FRANKFURT (dpa-AFX) - RWE-Chef Jürgen Großmann sieht Chancen, dass sein Konzern die Preise bei Strom und Gas zeitweise wieder senken kann. "Wir werden Phasen bekommen, in denen der Gas- und der Strompreis sinken kann und auch wird", sagte der Vorstandschef in einem Interview der "Frankfurter Rundschau" (Samstagausgabe). Mit dauerhafter Entlastung könnten die Verbraucher aber nicht rechnen. Langfristig würden die Preise weiter nach oben gehen. "In Kurven natürlich, auf und ab", sagte er.

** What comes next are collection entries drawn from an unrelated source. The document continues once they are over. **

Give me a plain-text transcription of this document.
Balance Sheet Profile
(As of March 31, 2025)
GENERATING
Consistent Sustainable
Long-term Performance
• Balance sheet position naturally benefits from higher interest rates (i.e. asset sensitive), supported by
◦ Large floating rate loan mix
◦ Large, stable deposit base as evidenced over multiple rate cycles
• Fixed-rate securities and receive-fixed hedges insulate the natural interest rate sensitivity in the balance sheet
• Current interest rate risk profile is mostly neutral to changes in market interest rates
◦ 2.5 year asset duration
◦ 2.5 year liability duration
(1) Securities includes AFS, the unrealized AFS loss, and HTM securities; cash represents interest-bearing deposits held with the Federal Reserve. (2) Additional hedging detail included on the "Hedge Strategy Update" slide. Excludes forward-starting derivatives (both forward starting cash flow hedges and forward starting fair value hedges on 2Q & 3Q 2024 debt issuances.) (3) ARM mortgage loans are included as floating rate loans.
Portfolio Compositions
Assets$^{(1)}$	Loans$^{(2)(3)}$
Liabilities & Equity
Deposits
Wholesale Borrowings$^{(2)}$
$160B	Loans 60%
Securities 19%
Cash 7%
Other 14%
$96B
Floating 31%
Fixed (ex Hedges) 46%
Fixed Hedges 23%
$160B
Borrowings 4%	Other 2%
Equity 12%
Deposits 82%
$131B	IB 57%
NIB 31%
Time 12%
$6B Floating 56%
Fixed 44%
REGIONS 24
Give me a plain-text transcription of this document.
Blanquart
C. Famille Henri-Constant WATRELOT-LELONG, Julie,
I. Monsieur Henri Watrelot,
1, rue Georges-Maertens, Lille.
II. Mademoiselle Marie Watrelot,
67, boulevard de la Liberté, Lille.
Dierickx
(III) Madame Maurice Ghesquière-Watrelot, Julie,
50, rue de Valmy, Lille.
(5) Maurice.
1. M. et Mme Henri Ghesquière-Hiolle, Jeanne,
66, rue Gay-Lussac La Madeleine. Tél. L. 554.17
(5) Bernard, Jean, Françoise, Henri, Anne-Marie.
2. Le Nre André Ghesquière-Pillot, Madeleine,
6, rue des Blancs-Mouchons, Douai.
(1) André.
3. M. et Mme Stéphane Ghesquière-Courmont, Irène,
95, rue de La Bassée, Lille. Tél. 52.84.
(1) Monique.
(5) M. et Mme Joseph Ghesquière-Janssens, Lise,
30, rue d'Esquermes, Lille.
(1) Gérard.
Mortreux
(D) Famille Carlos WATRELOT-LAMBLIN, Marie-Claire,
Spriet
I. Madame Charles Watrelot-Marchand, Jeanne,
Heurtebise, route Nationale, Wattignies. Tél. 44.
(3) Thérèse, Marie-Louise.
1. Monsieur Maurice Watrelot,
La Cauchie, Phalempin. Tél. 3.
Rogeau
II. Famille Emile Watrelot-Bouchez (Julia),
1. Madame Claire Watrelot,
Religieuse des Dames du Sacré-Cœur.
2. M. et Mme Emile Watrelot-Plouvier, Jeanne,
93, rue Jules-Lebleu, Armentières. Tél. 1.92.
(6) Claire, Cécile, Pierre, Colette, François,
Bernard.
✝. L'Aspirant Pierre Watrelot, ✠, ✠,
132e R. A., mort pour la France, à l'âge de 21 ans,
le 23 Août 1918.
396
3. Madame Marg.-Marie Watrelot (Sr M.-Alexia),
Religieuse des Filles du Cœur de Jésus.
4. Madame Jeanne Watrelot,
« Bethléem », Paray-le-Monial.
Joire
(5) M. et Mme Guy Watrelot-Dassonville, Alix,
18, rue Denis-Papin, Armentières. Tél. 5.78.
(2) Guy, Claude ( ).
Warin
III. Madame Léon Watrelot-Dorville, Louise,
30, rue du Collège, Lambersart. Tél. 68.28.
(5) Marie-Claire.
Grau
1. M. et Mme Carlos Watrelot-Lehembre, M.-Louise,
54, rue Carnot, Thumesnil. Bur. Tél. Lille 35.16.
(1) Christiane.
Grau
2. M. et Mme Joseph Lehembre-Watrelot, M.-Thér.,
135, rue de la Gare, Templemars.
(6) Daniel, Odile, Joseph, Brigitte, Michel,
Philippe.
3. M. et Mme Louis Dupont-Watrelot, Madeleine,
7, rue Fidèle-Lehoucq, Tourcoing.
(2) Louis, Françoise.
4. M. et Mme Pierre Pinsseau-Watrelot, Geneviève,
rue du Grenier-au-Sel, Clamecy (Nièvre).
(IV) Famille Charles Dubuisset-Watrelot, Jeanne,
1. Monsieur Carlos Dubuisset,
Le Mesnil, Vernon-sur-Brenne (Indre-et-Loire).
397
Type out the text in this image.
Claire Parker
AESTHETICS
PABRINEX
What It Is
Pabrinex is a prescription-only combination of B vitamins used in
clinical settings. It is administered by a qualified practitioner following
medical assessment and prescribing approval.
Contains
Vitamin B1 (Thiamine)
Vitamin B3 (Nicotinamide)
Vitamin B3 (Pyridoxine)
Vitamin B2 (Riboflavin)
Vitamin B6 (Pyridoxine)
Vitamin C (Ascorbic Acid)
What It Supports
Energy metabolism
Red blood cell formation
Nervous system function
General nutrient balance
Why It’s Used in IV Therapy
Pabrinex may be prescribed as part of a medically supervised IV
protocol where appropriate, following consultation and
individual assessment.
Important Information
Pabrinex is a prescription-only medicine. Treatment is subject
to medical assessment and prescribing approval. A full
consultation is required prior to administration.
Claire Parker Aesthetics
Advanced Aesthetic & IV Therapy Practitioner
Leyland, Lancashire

Großmann räumte ein, dass RWE hohe Profite macht. "Wir klagen nicht auf Armenrecht, das stimmt. Uns geht es gut", sagte er. Der Grund sei, dass der Konzern Strom günstig mit einem alten Kraftwerkspark produziere. "Wir hatten in Deutschland bei den Großinvestitionen zu lange Stillstand, das muss sich ändern. RWE jedenfalls will massiv investieren."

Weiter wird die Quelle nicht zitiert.